К

Колодец

Время на прочтение: 4 мин.

Заехав в тоннель, поезд притормозил, дернулся и, напоследок лязгнув, остановился.

— Почему стоим?

— Когда поедем?

Фонарики телефонов беспомощно пытались осветить кромешную тьму. Неразборчиво заскрипел голос из динамиков, пассажиры засуетились. Проталкивались, кто из конца вагона в начало, кто наоборот. Сидевшие у прохода шумно возмущались, когда их толкали локтями и сумками. Хлопали двери межвагонных переходов. Наконец, в вагоне зажегся свет, и пожилая женщина у окна хмуро кивнула в сторону молодого человека на сиденье напротив:

— Разлегся тут!

Она покрепче прижала к животу потертую сумку и демонстративно отвернулась.
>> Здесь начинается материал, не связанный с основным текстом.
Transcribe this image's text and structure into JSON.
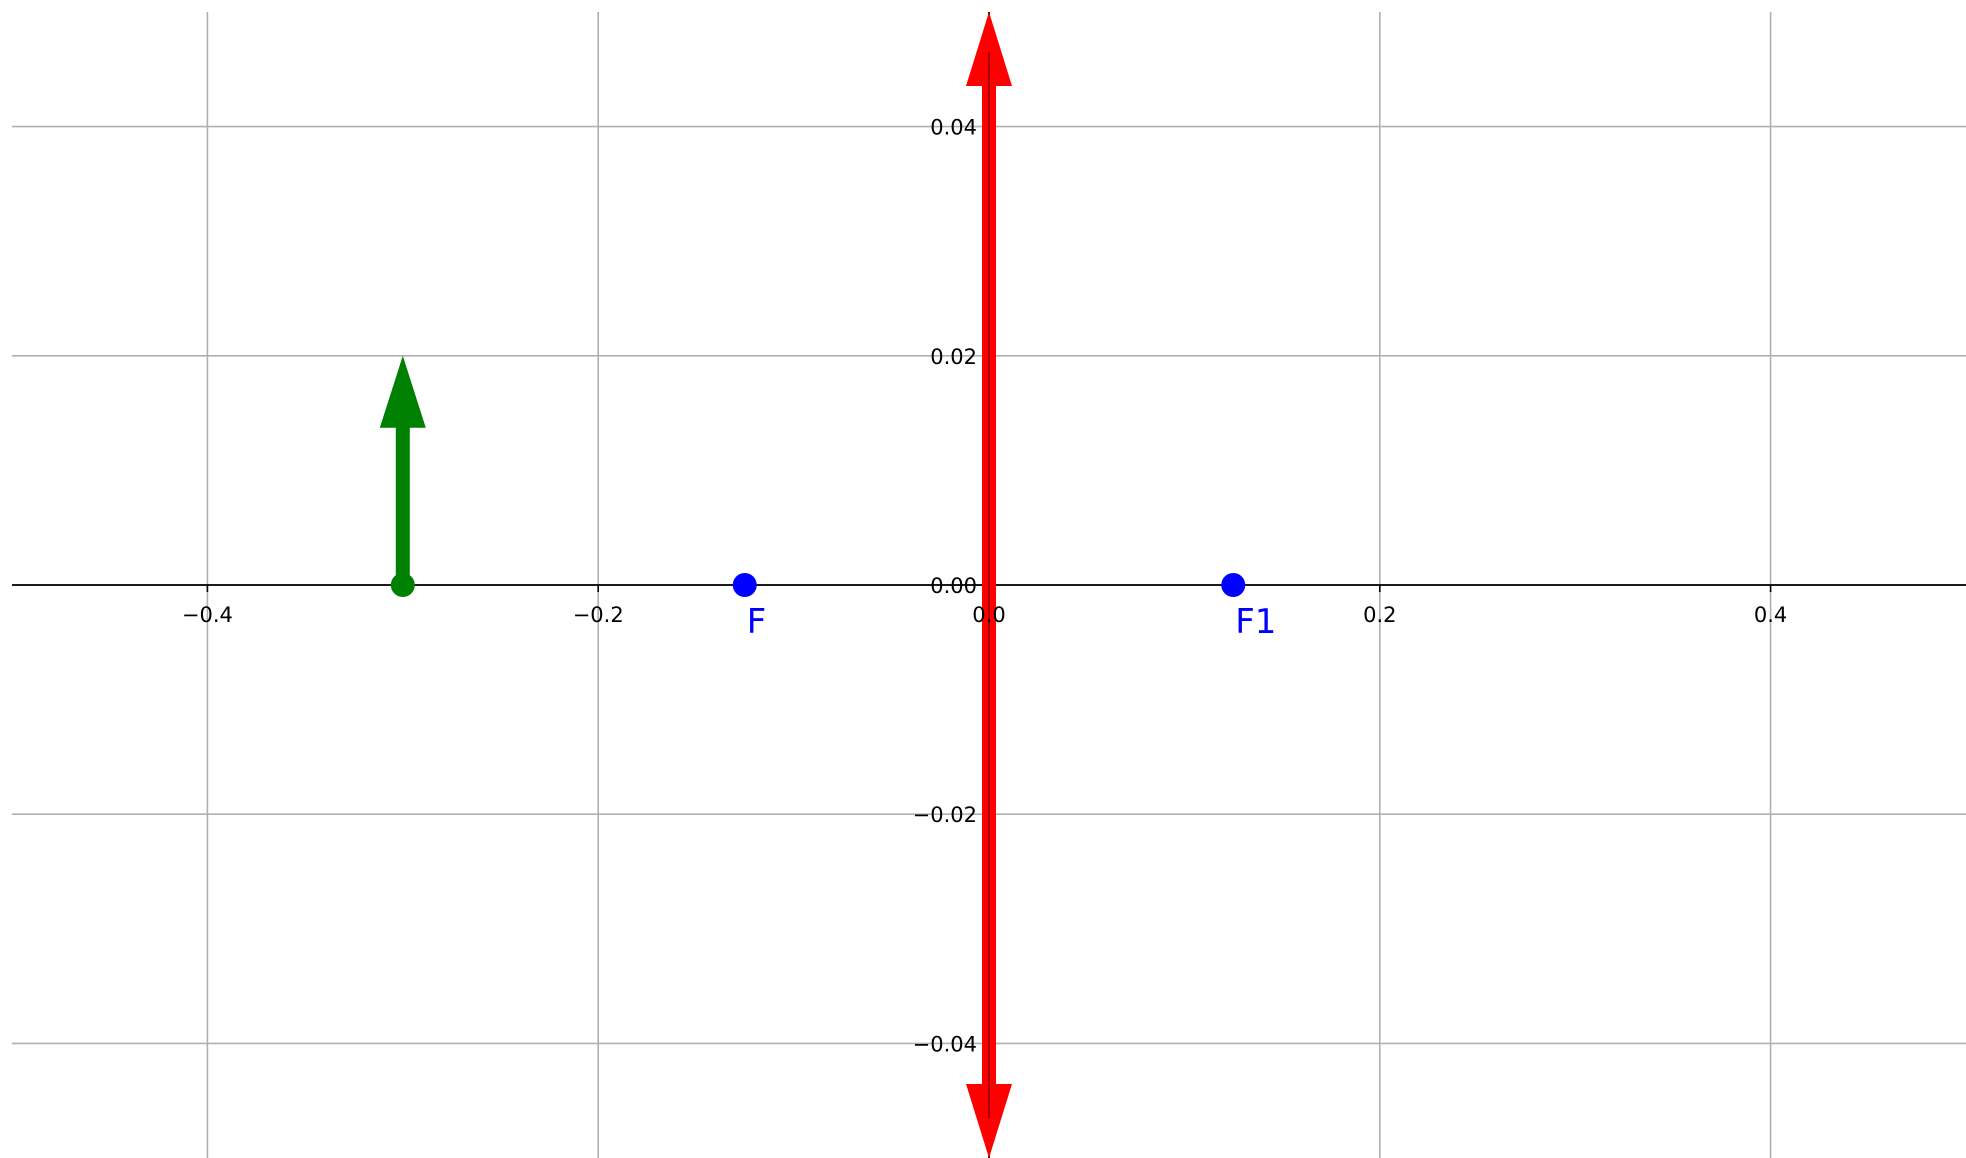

Ее соседка, наоборот, смотрела на молодого человека сочувственно. Он лежал, скрючившись на боку, прижав колени к груди, обхватив руками голову и закрыв лицо. Она робко дотронулась до его плеча:

— Вам нехорошо? Хотите воды?

Молодой человек нечленораздельно замычал в ответ.

— Я — Люба, — представилась она, — а вас как зовут? Откуда едете?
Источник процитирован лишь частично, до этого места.